Recently, New York Observer ran a doom and gloom piece about the lack of freelance magazine writers. They’re all blogging. Doree Shafrir reports that it’s a harsh world out there:
For most established but not well-known writers, $2 per word at a major magazine is standard, though usually negotiable. So even if a fledgling magazine writer were to write one 1,500-word feature a month for a national magazine–which would in itself be a difficult feat to pull off–he or she would be pulling in $36,000 a year before taxes. That’s also assuming that none of the stories were killed or held and that everyone paid on time.
Now, I don’t write one 1,500 feature a month. I write six or seven or eight stories a month, ranging from 300 to 2,000 words (and, ahem, I don’t always get $2 a word). Even when I was a fledgling–which, I guess, I still am–I was writing more than 1,500 words a month.
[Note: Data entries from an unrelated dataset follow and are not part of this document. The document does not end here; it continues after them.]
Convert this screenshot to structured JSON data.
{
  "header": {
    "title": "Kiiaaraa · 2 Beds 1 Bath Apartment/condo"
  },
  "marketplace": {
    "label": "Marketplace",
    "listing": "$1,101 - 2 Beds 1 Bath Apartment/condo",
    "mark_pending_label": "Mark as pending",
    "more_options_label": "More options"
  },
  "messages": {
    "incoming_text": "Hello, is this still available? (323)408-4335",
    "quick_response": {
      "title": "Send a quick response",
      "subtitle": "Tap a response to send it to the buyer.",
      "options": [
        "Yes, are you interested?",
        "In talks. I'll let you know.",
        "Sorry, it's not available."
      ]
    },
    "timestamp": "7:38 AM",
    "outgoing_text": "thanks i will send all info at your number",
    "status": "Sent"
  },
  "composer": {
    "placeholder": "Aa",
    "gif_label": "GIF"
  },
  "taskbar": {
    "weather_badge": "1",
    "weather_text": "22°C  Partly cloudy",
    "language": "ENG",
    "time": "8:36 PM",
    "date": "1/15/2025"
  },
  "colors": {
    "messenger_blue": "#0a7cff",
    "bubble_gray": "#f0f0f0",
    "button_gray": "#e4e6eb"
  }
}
That meant pitching a helluva lot more stories than I actually landed. And yes, at first, with smaller magazines, hounding people to pay me. But selling 1,500 words a month? More than do-able for a new freelancer.
Jessica Wakeman, with a day job at the HuffPo, believes in web only.
Jay Busbee says no one reads magazines anyway.
Debbi Mack has our favorite Dr. Johnson witticism as her tagline.
And Daily Intelligencer points out that blogging is a stepping stone to greater things, as Ms. Shafrir knows all too well.
It only matters because the stakes are so small.